2 gün içerisinde belirtilen hedefleri Türk askerlerinin vurduğunu ifade eden Yamaner, “Kıbrıs'ı belirtilen zamandan daha evvel ele geçirdik biz. Makarios şöyle demişti, ‘Kuzeyden güneye beş parmaklardan kuş bile geçemez’ demişti. ‘Kuzeyden güneye altı ayda geçsinler ben sakalımı keserim’ diyen Makarios Bu kahraman gazilerimiz can veren şehitlerimiz 2 gün içerisinde belirtilen hedefleri ele geçirdiler. İkinci harekatta da harekatın devam ederek başarıyı elde ettiler. Şehitlik en büyük makam. Gazilikçe ikinci büyük makam olarak ben kabul ediyorum. Yalnız gazileri şehitlerden ayırmamak, şehitleri yalnız kendi başına kullanmamak gerektiğinde özellikle söylüyorum. Şehit ve gazi kelimesi ikisi beraber kullanılsın. Allah şehitlerimize rahmet, kalan gazilerimize de uzun ömürler versin. Bu mutlu gün hepimize kutlu olsun diyorum” dedi.
Ayrıca Emekli Piyade Kıdemli Binbaşı, Kıbrıs Gazisi Ahmet Şerafettin Yamaner, ‘1974 öncesi ve sonrası’ adlı kitabı yazarak Kıbrıs’ın önemine kitabında değindi.

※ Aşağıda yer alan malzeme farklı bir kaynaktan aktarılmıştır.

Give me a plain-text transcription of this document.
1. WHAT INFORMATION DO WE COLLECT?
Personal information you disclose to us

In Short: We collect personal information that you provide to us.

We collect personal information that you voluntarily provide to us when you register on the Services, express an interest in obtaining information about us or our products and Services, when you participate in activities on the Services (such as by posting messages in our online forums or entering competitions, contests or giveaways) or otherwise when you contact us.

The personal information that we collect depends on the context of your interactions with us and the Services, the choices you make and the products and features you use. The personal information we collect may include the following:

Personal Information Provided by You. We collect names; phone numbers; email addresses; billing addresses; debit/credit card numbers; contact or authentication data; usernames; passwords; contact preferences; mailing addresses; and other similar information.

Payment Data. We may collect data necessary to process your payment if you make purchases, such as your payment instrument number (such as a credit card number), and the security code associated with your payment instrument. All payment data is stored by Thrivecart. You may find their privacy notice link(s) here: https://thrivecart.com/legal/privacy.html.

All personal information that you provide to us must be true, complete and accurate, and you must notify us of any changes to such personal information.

İlk ve ortaokulu Bolu’da bitirdikten sonra Kuleli Askeri Lisesi’ne girdi. Askeri Lise bitiminden sonra 1969 yılında Kara Harp Okulu’ndan mezun oldu. Yurdun çeşitli bölgelerinde Türk Silahlı Kuvvetlerinde vatan savunması için başarılı görevler yaptı. 1973 yılı Şubat Ayında Kıbrıs Türk Kuvvetleri Alay Komutanlığı (Kıbrıs Değiştirme Birliği) Ağır Silah Bölüğü Tanksavar Takım Komutanı olarak Kıbrıs’a atandı. Birinci Kıbrıs Harekâtında Tanksavar Komutanı olarak bütün Alay Cephesinde Muharebeye katıldı. 2’nci Kıbrıs Barış Harekatında Takım Komutanı olarak ikinci harekata katıldı. Yunan Alayına giren Subaylardan biri oldu. 1960 yılında Birleşmiş Milletler kararı ile Kıbrıs’ta bir Yunan Alayı ile Rum Milli Muhafız Birliği ve Türk tarafında da Kıbrıs Türk Kuvvetleri Alayı ve Kıbrıs Türk Mücahit Teşkilatından bir ve ikinci Kıbrıs Harekâtına katılması dolayısıyla Şerit, Rozet ve Beratı aldı. Kıbrıs Şehit ve Gaziler Derneği Genel Başkanı Ersan Ertan, Türkiye Emekli Subaylar Derneği Genel Başkam Emekli Tüm General Melih Tunca’nın da bulunduğu törende şahsına madalya verildi. Genel Kurmay Başkanlığı uhdesinde olan istihbarat okulundaki görevi esnasında 1974 Kıbrıs Barış Harekâtından kalan rahatsızlığının nüksetmesi nedeni ile 1989 yılında kendisi ve ailesinin isteğiyle malulen emekli olmaya karar verdi.